I'm left eye dominant and right handed too. I went for a bit shooting righty but when I got serious into archery my non dominant eye as not going to cut it shooting both eyes open. So, in my late twenties I learned to shoot both bow and long gun lefty. It was for the better but still about 8 years later I will want to shoulder a rifle righty.

Still shoot handguns righty and use my left eye on the sights.
 
Shooting a shotgun left handed isn't that hard to do. I was right handed and right eye dominant , lost the sight in my right eye and stopped shooting because I was trying to use my left eye and couldn't hit diddly.
At the skeet range, Boy Scouts were getting badges, when done the RO asked if I wanted to shoot a few birds . I explained situation and he say's " shoot left handed "...he showed me how to stand and mount the gun lefty..felt a little strange but when I yelled pull I smoked the first bird ...much to my amazement !!!!!
Getting used to mounting the gun to the left is the hardest part , pulling the trigger left handed is easy...not like writing...aiming comes natural. After shooting a couple rounds of skeet you will have it down.
Don't think about it too much once you get the gun mounted to your left shoulder...it will come naturally.

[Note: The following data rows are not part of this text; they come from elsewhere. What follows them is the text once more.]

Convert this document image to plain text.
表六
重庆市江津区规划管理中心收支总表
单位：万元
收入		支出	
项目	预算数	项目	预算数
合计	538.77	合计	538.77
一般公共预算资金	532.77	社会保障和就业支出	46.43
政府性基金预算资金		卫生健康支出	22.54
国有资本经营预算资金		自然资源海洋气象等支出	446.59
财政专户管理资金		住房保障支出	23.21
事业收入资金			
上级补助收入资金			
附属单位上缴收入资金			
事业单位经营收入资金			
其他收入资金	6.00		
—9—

Like earlthegoat says ...the hardest part is getting the gun to the left shoulder...I still carry it in my right hand.
Gary
 
I figured this out and trained myself to shoot lefty at the age of 8 with my Benjamin .22 pellet rifle. :D It ain't that tough for a kid, not sure an adult. I can't shoot a left handed bow and don't wanna train to do it, so when Texas started allowing crossbows for bow season, I was in business! :D

I've been shooting lefty so long I find it weird to shoot right handed. I prefer tang safeties due to this. :D I did find a left handed safety to install in my Winchester 1400, though, some time back. I need to buy one of those (they are available) for my 10/22.
 
Put a piece of translucent tape on the outside of his glasses where the dominant eye would focus on the bead.
 
I've heard people say you could blind the good eye, force yourself to look though the non-dominant eye. Well, it didn't work for me. Eye doc tried that when I was about 5YO. Didn't work. I have severe astigmatism. My right eye is for all intents legally blind...20-70 corrected. My left eye makes up for it, though.

I had a bout with cataracts last year. THAT was miserable. I had the surgery and am fine, now.
 
My younger brother went through the same thing as a teenager. He is right handed and started shooting from that side but was struggling. I figured out that he was left eye dominate and he simply changed and started shooting from the other side. There was a learning curve and he struggled for a while. But after he mastered it is now a pretty decent shot.
 
Your brother needs to start shooting left handed. It'll suck at first, but he'll get it. I'm left handed and started shooting left handed with my bb gun at 10. By the time I was 20 and discovered that I was right eye dominant I thought my left handed shooting habits were set in stone. I struggled the most with archery though, so I finally broke down, sold me left handed bow and bought a right handed bow. Soon I was shooting groups tighter than I ever had, so I decided to force myself to start shooting firearms right handed as well. It probably took 6 months before I was as comfortable shouldering a gun right handed as I had been left handed, but the transition was worth it.
 
I too am cross-eye dominant. It helps when you get an early start on it. I started wearing glasses when I was 9 years old and only occasionally did some plinking with a .22 rimfire at close range. A couple years later when I was being introduced to centerfire rifles at longer ranges, in preparation for hunter's safety, my grandpa noticed that I was trying to lean my head across the stock to see through the aperture sight on a Mini-14 with my left eye. He switched the rifle to my left shoulder and I have been shooting left handed ever since.

It just takes practice. Shooting from the left shoulder will feel foreign and abstract for a while, but putting the practice in will eventually make it natural.
 
I have to agree with others. Flexible, have your brother shoot left hand using his dominant eye. It will take time for him to get use to it but it’s worth it in the long run.

I am cross eye dominant also and taught myself at an early age to shoot left hand.